Once all this was done, I moved on to starting the production in full. The first step, of course, was cutting down all the binder’s board on the laser. For an edition of this size, cutting down is normally done with a large heavy-duty paper cutter, but unfortunately I didn’t have access to one. But the laser is even more precise than a cutter, and is far faster than cutting down by hand, which made it an excellent substitute.
Next I glued the bottom of each box to the sides to form the trays. Once all the trays were built, I glued the pink paper into the trays and onto the tops. With the trays lined I turned my attention toward the printing. Both the lined tops of the cases and the cloth that would wrap the outside of the box needed to be silk screened. Although photo-emulsion is more common for silkscreening, the design for this case was easily accommodated by vinyl stencils that were more readily available at Techshop, and less expensive to make. Since learning how to use vinyl, I have significantly reduced my use of photo-emulsion. The tops of the trays were simple enough—I simply silkscreened Shaenon’s message onto each using a simple jig registration system. The cloth was slightly more difficult, as it made the most sense to silkscreen all the necessary pieces for a single box on one larger sheet (complete with crop marks) and cut down after.
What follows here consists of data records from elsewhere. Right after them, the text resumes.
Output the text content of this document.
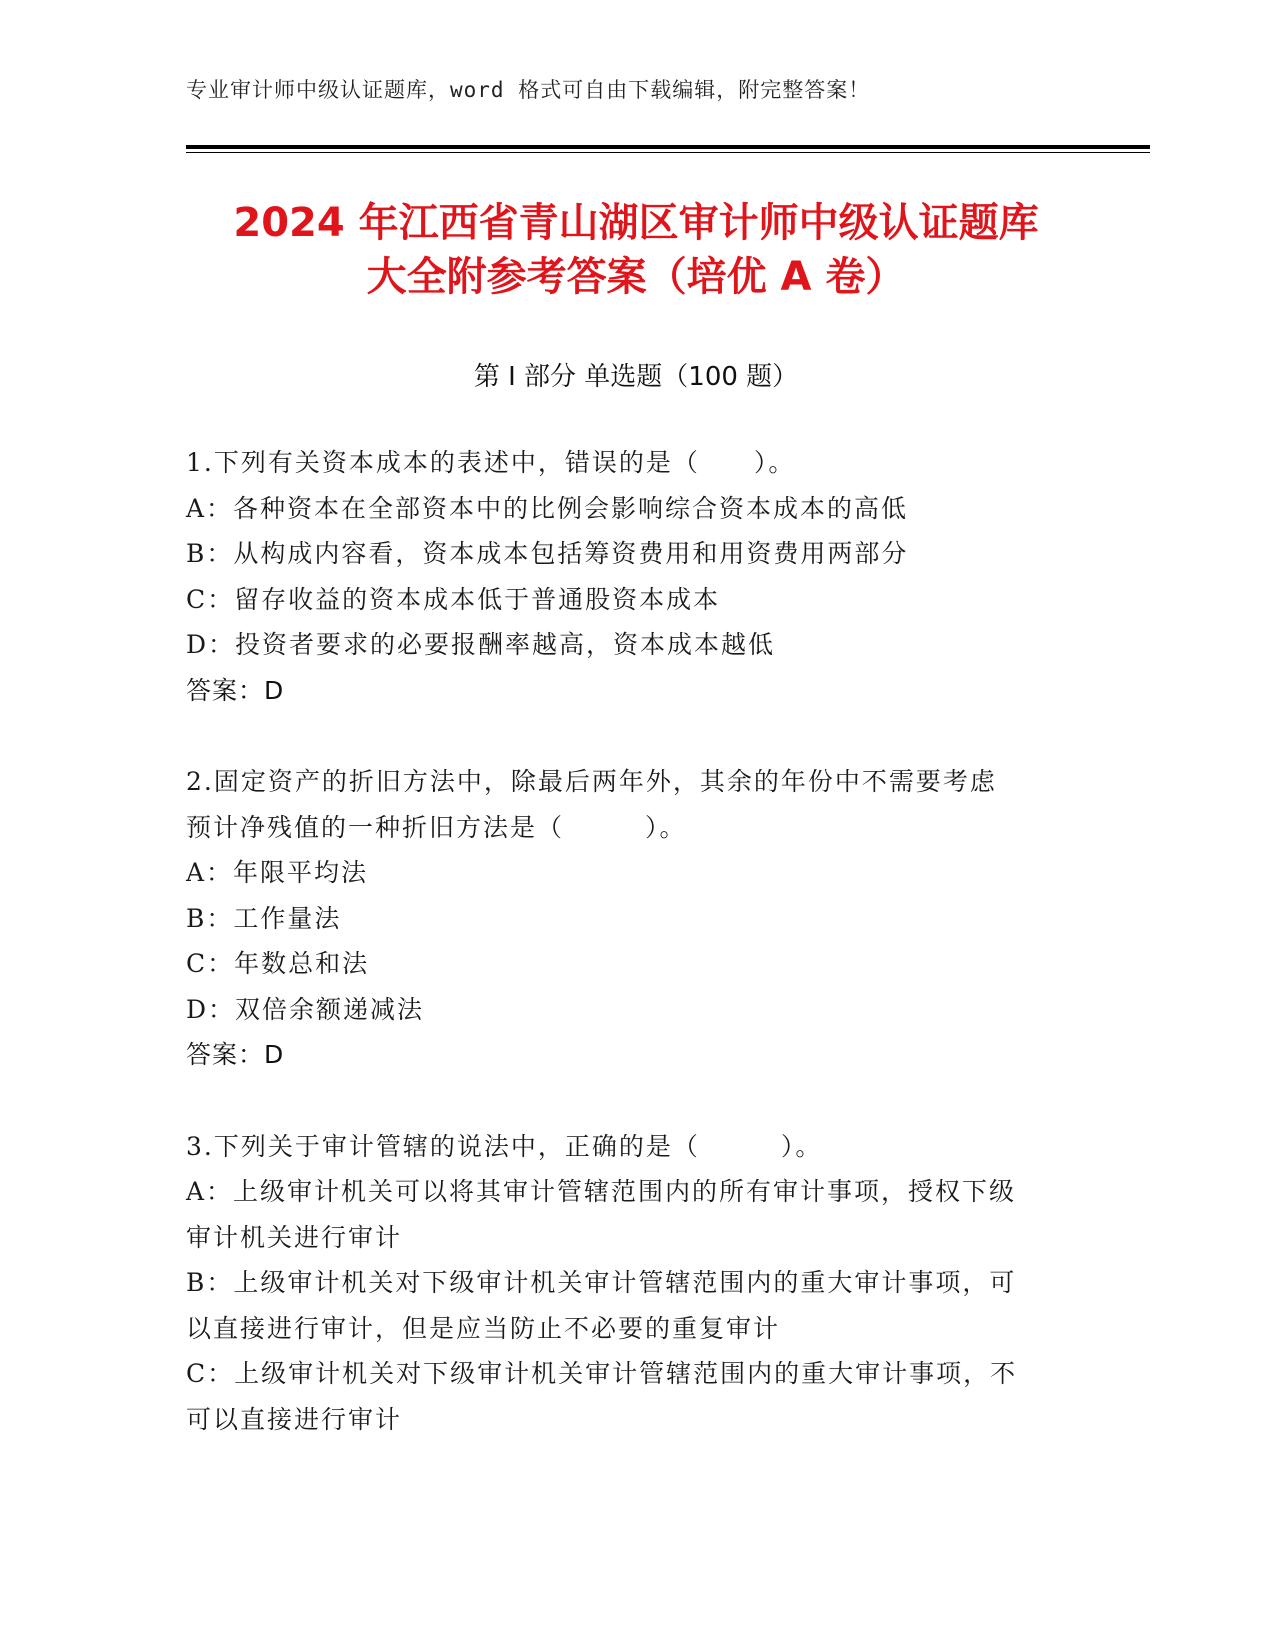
专业审计师中级认证题库，word 格式可自由下载编辑，附完整答案！
2024 年江西省青山湖区审计师中级认证题库
大全附参考答案（培优 A 卷）
第 I 部分 单选题（100 题）
1.下列有关资本成本的表述中，错误的是（　　）。
A：各种资本在全部资本中的比例会影响综合资本成本的高低
B：从构成内容看，资本成本包括筹资费用和用资费用两部分
C：留存收益的资本成本低于普通股资本成本
D：投资者要求的必要报酬率越高，资本成本越低
答案：D
2.固定资产的折旧方法中，除最后两年外，其余的年份中不需要考虑
预计净残值的一种折旧方法是（　　　）。
A：年限平均法
B：工作量法
C：年数总和法
D：双倍余额递减法
答案：D
3.下列关于审计管辖的说法中，正确的是（　　　）。
A：上级审计机关可以将其审计管辖范围内的所有审计事项，授权下级
审计机关进行审计
B：上级审计机关对下级审计机关审计管辖范围内的重大审计事项，可
以直接进行审计，但是应当防止不必要的重复审计
C：上级审计机关对下级审计机关审计管辖范围内的重大审计事项，不
可以直接进行审计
With all the printing out of the way, I began the final assembly. I matched each tray with a top to form a completed box. And then the real challenge of slipcase building begun. By far the most time consuming part of this process is covering a case with cloth—and unlike previous steps, any mistakes during this part are very difficult to correct. I cut all the cloth down to size and one by one carefully wrapped each case with bookcloth. Based on the marks I’d left myself, I started by gluing the top portion of the box to the corresponding area of the cloth. At this point forward each time I glued down a section of cloth, I cut the portion that would form a corner during a turn-over and creased the next portion with a bonefolder. With the first four sides of the box glued down, I turned in the cloth hanging over the front and spine. At this point in production it is finally possible to begin to see the box as a finished product—and as such is always my favorite stage. It’s the first time I can look at it and see the case as more than a pile of parts. I am always slightly astonished to realize that I’ve actually managed to make something with an air of professionalism and polish. Gluing down the spine label completes that look, and as such is usually the final step. Not this time, though.
To add that little extra something, I carted each case off to the laser cutter where a beam of science cut a heart from the back side. With the books in the case, the front cover image of Helen and Dave are revealed—but when the books are removed, Shaenon’s special message to her Madder Genius backers is revealed… “with love thanks and madness.”